Fat tissue in obese women has more cells called myofibroblasts, compared with fat tissue in normal-weight women. Myofibroblasts are wound-healing cells that determine whether a scar will form. All cells secrete compounds to create an extracellular matrix, and they remodel and grab onto this meshwork to make tissue. But when myofibroblasts make an extracellular matrix, they pull together – the action needed to close a wound – stiffening the tissue.
But “these are cells in our body regardless of injury,” said Fischbach. In obese women, there are more myofibroblasts than in lean women, which leads to scarring and stiffening without an injury in the extracellular matrix. Tumors also recruit more myofibroblasts than are found in healthy tissue, which also leads to stiffer extracellular matrix.
In the study, the researchers studied obese mice and found scarred and stiffer extracellular matrices in the absence of tumors. They also examined tumor-free human breast tissues and found the same pattern of stiffness in the matrices of obese women compared with normal-weight women.
Fat tissue is made up of adipose (fat) cells and adipose stromal cells that also contain myofibroblasts. The researchers isolated adipose stromal cells from the breasts of lean and obese mice and used these cells to make matrices. When tumor cells were added onto the matrix from the obese cells, they grew. Through experiments, the researchers proved the stiffness of this matrix changed a cell’s behavior and promoted tumor growth.

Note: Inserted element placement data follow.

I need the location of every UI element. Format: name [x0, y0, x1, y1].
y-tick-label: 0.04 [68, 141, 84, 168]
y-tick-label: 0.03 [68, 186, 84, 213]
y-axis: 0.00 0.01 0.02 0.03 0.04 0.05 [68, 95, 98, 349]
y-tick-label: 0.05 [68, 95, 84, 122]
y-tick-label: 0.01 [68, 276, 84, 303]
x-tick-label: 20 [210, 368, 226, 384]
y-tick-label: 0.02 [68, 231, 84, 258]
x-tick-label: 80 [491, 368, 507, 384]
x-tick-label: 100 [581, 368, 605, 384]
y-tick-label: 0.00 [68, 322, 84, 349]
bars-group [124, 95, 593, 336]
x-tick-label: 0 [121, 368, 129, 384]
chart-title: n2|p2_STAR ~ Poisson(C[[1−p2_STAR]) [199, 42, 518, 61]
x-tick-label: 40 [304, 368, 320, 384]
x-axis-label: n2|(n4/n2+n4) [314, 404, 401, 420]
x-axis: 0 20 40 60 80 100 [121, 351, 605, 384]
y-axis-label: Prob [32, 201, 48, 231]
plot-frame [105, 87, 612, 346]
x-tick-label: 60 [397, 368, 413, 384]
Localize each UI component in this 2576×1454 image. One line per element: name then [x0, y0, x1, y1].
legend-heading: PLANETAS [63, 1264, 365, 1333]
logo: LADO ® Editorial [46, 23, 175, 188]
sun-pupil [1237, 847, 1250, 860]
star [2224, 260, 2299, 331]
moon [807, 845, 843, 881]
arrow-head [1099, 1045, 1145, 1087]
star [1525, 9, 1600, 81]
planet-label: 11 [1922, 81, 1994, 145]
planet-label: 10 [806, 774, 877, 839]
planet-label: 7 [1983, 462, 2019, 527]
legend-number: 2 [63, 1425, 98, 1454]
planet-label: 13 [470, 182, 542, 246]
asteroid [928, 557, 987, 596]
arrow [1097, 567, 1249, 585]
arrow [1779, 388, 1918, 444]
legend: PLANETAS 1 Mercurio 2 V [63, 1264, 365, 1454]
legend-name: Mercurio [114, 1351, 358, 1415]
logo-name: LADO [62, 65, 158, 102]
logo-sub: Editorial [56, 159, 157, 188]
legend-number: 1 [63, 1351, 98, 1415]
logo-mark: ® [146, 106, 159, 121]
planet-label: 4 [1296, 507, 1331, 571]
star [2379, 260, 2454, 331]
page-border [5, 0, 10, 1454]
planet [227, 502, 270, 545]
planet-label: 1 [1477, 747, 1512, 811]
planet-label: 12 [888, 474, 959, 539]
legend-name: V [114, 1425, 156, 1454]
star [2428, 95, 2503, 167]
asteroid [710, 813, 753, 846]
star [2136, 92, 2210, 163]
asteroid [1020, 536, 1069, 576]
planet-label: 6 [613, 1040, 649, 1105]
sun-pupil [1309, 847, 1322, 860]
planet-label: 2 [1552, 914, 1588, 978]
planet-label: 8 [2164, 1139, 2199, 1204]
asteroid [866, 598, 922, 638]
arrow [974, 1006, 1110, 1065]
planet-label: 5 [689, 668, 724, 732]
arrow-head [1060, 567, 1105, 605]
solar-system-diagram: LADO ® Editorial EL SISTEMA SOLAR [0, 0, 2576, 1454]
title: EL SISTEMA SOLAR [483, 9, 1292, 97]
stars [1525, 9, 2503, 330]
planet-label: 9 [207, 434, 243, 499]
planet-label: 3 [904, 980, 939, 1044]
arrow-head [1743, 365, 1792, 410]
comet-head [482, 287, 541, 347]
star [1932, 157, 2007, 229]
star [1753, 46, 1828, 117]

They also found that when calories were restricted in obese mice, scarring and stiffening in the matrix of their mammary fat decreased, suggesting a possible therapy for obesity-related cancer.
Many obese women get regular mammograms but signs of disease don’t show up because detecting their dense extracellular matrix between the fat cells requires a finer-scale resolution. The findings “may inspire use of higher resolution imaging techniques to detect those changes,” said Fischbach. “Right now, people don’t look for [stiffer extracellular matrices] as a clinical biomarker.”
During plastic or reconstructive surgery following mastectomy in breast cancer patients, doctors may inject adipose stromal cells from obese donors to regenerate tissue. “What our data suggests is that it is really important where these cells are being taken from,” Fischbach said. “If you use these cells from an obese patient, they are very different and you may actually be driving malignancies if you implant them.”
The study was funded by the National Institutes of Health, the National Science Foundation, the Breast Cancer Research Foundation and the Botwinick-Wolfensohn Foundation at WCMC.